ML Series: Exploring Our Data

In the previous article, I highlighted the below phases as being part of the ML workflow.

  1. Data cleansing, formatting
  2. Data exploration
  3. Feature engineering and feature selection
  4. Initial machine learning model implementation
  5. Comparison of different models
  6. Hyper parameter tuning on the best model
  7. Evaluation of the model accuracy on testing data set
  8. Understanding the model

In todays article, we’re going to look at data exploration in a bit of detail. There is a bit of an overlap here with the data cleaning and formatting tasks we discussed in the previous article – you can think of these two things as a single task; but for simplicities sake, it’s easier to explain them in two smaller articles.

Data exploration is a critical part of the machine learning workflow. Without understanding exactly what you’re working with, it’s going to be tough to determine whether particular features are going to contribute heavily towards your model accuracy or not. Also, it will become evident very quickly if you have outliers or some poor quality data in certain areas.

The question then becomes: what are we looking for and what is the easiest way to find it? Well, we don’t know what we’re looking for exactly, that’s the point. We need to see what we have and determine if anything doesn’t quite look right.

Aggregation & Analysis

Let’s take the example of a school register. Each day, we have a list of all the students, the class they’re in & whether they attended or not. We then, do some work in Pandas or in a visualization tool like Tableau to aggregate the data & simply calculate the total number of students for each day. We get the below graph.

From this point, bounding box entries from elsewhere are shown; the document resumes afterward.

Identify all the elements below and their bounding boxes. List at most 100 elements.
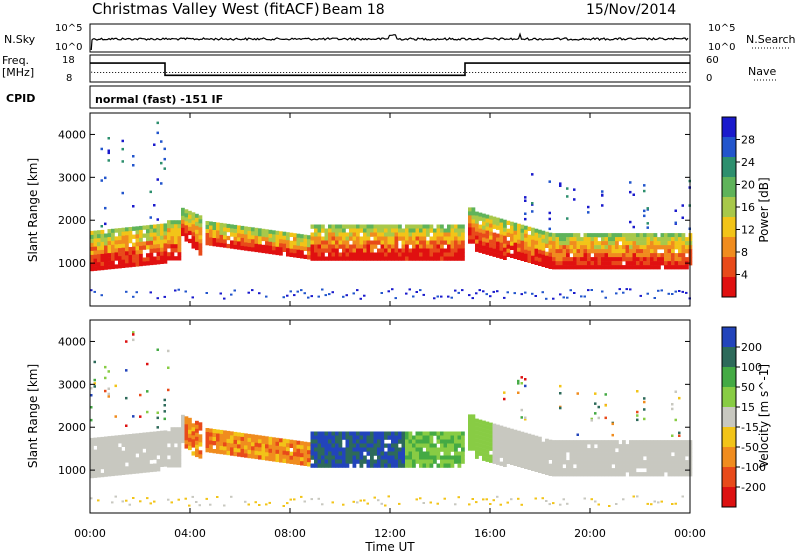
scatter-cell bbox=[394, 447, 399, 452]
scatter-cell bbox=[377, 232, 381, 237]
scatter-cell bbox=[499, 433, 504, 438]
scatter-cell bbox=[163, 434, 168, 439]
scatter-cell bbox=[342, 459, 346, 464]
scatter-cell bbox=[146, 237, 150, 242]
scatter-cell bbox=[384, 435, 388, 440]
scatter-cell bbox=[174, 455, 178, 460]
scatter-cell bbox=[573, 452, 577, 457]
scatter-cell bbox=[440, 463, 444, 468]
scatter-cell bbox=[177, 288, 180, 291]
scatter-cell bbox=[646, 452, 651, 457]
scatter-cell bbox=[681, 265, 686, 270]
scatter-cell bbox=[408, 256, 413, 261]
scatter-cell bbox=[419, 455, 423, 460]
scatter-cell bbox=[160, 247, 164, 252]
scatter-cell bbox=[678, 431, 681, 435]
scatter-cell bbox=[650, 241, 654, 246]
scatter-cell bbox=[604, 440, 609, 445]
scatter-cell bbox=[412, 455, 416, 460]
scatter-cell bbox=[681, 444, 686, 449]
scatter-cell bbox=[251, 454, 255, 459]
scatter-cell bbox=[601, 261, 605, 266]
scatter-cell bbox=[125, 499, 128, 502]
scatter-cell bbox=[482, 233, 486, 238]
scatter-cell bbox=[482, 498, 485, 501]
scatter-cell bbox=[244, 226, 248, 231]
scatter-cell bbox=[485, 437, 490, 442]
scatter-cell bbox=[576, 265, 581, 270]
scatter-cell bbox=[611, 265, 616, 270]
scatter-cell bbox=[321, 252, 325, 257]
scatter-cell bbox=[566, 187, 569, 190]
scatter-cell bbox=[471, 227, 476, 232]
scatter-cell bbox=[132, 445, 136, 450]
scatter-cell bbox=[489, 442, 493, 447]
scatter-cell bbox=[191, 216, 196, 221]
scatter-cell bbox=[359, 244, 364, 249]
noise-right-tick-top: 10^5 bbox=[708, 23, 735, 34]
scatter-cell bbox=[307, 446, 311, 451]
colorbar-tick-label: 24 bbox=[741, 156, 755, 169]
scatter-cell bbox=[135, 469, 140, 474]
scatter-cell bbox=[174, 220, 178, 225]
colorbar-segment bbox=[722, 277, 736, 298]
scatter-cell bbox=[622, 265, 626, 270]
scatter-cell bbox=[328, 232, 332, 237]
scatter-cell bbox=[541, 441, 546, 446]
scatter-cell bbox=[149, 291, 152, 294]
scatter-cell bbox=[524, 225, 528, 230]
scatter-cell bbox=[349, 228, 353, 233]
scatter-cell bbox=[167, 463, 171, 468]
scatter-cell bbox=[625, 241, 630, 246]
scatter-cell bbox=[664, 237, 668, 242]
scatter-cell bbox=[321, 431, 325, 436]
scatter-cell bbox=[254, 450, 259, 456]
scatter-cell bbox=[489, 215, 493, 220]
scatter-cell bbox=[223, 442, 227, 447]
scatter-cell bbox=[415, 498, 418, 501]
scatter-cell bbox=[552, 249, 556, 254]
scatter-cell bbox=[405, 292, 408, 295]
scatter-cell bbox=[296, 444, 301, 449]
scatter-cell bbox=[121, 255, 126, 260]
scatter-cell bbox=[461, 232, 465, 237]
scatter-cell bbox=[618, 468, 623, 473]
scatter-cell bbox=[506, 291, 509, 294]
scatter-cell bbox=[436, 295, 439, 298]
scatter-cell bbox=[440, 236, 444, 241]
scatter-cell bbox=[282, 454, 287, 459]
scatter-cell bbox=[433, 240, 437, 245]
scatter-cell bbox=[363, 240, 367, 245]
scatter-cell bbox=[618, 261, 623, 266]
scatter-cell bbox=[359, 248, 364, 253]
scatter-cell bbox=[170, 252, 175, 257]
power-data bbox=[90, 121, 693, 300]
scatter-cell bbox=[489, 247, 493, 252]
scatter-cell bbox=[485, 246, 490, 251]
scatter-cell bbox=[639, 452, 644, 457]
scatter-cell bbox=[608, 245, 612, 250]
scatter-cell bbox=[482, 241, 486, 246]
scatter-cell bbox=[534, 467, 539, 472]
scatter-cell bbox=[303, 254, 308, 259]
scatter-cell bbox=[90, 387, 93, 390]
scatter-cell bbox=[275, 445, 280, 451]
velocity-data bbox=[90, 331, 693, 507]
scatter-cell bbox=[678, 241, 682, 246]
scatter-cell bbox=[321, 236, 325, 241]
scatter-cell bbox=[328, 244, 332, 249]
scatter-cell bbox=[657, 456, 661, 461]
scatter-cell bbox=[352, 455, 357, 460]
scatter-cell bbox=[489, 430, 493, 435]
scatter-cell bbox=[104, 460, 108, 465]
scatter-cell bbox=[615, 261, 619, 266]
scatter-cell bbox=[104, 389, 107, 393]
scatter-cell bbox=[331, 224, 336, 229]
scatter-cell bbox=[247, 503, 250, 506]
scatter-cell bbox=[475, 434, 479, 439]
scatter-cell bbox=[587, 237, 591, 242]
scatter-cell bbox=[587, 468, 591, 473]
scatter-cell bbox=[258, 232, 262, 237]
scatter-cell bbox=[300, 234, 304, 239]
y-tick-label: 2000 bbox=[58, 214, 86, 227]
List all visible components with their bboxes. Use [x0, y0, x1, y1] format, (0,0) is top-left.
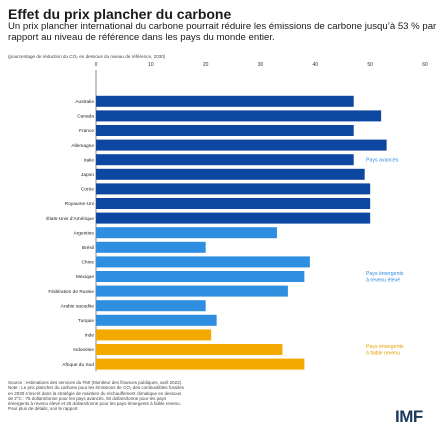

Clearly, there is a problem here. Why would students not have turned up on Friday? We then can dig further into the data & determine whether this is a data quality issue; missing data issue or whether it’s a genuine reflection of reality.

Understanding the data you have and any rules around that data is key. For example, it may simply be the case that the school has an event every Friday which means less students register for their classes. That is seasonality and as a data scientist, understanding these rules before building the model is super useful and will save you a whole bunch of headaches later down the line.

FInding relationships between features

So we can do that; we can aggregate our data & visually check that it looks OK, but we can also determine the relationship between two features. Why is this useful? Well, if you have two features that are heavily correlated together & you have a dimensionality challenge, you may choose to drop one of those features from the model; as its inclusion adds no value over the second field which it so closely correlates with.

We can build this view with a correlation matrix like the one below I used in our Wine ML project post. It’s always valuable keeping the target (or truth or label) value in this matrix as you can see whether you have a particular feature which by itself has a very high correlation to the outcome.

From this correlation matrix you can determine the fields which will impact your model the most and you can identify those which just add noise to the model without adding much value – those can be dropped to assist with dimensionality reduction.

Analysing single feature in depth

The other key task is to go through each of those key features you identified from your correlation matrix and to determine a few things:

  1. What values live in the fields
  2. What are the range of values for the feature
  3. How is the data distributed
  4. What percent of the datapoints are nulls
  5. What percent of the datapoints are unique

Armed with all this information, you can really ensure that you fully understand your dataset and go into model creation with the best possible opportunity to make it a success.

Carrying out cleansing

Finding nulls, removing duplicates and all the other great things we discussed in the previous article are all part of exploration. Make sure you have a read and get your data cleaned as part of this project phase.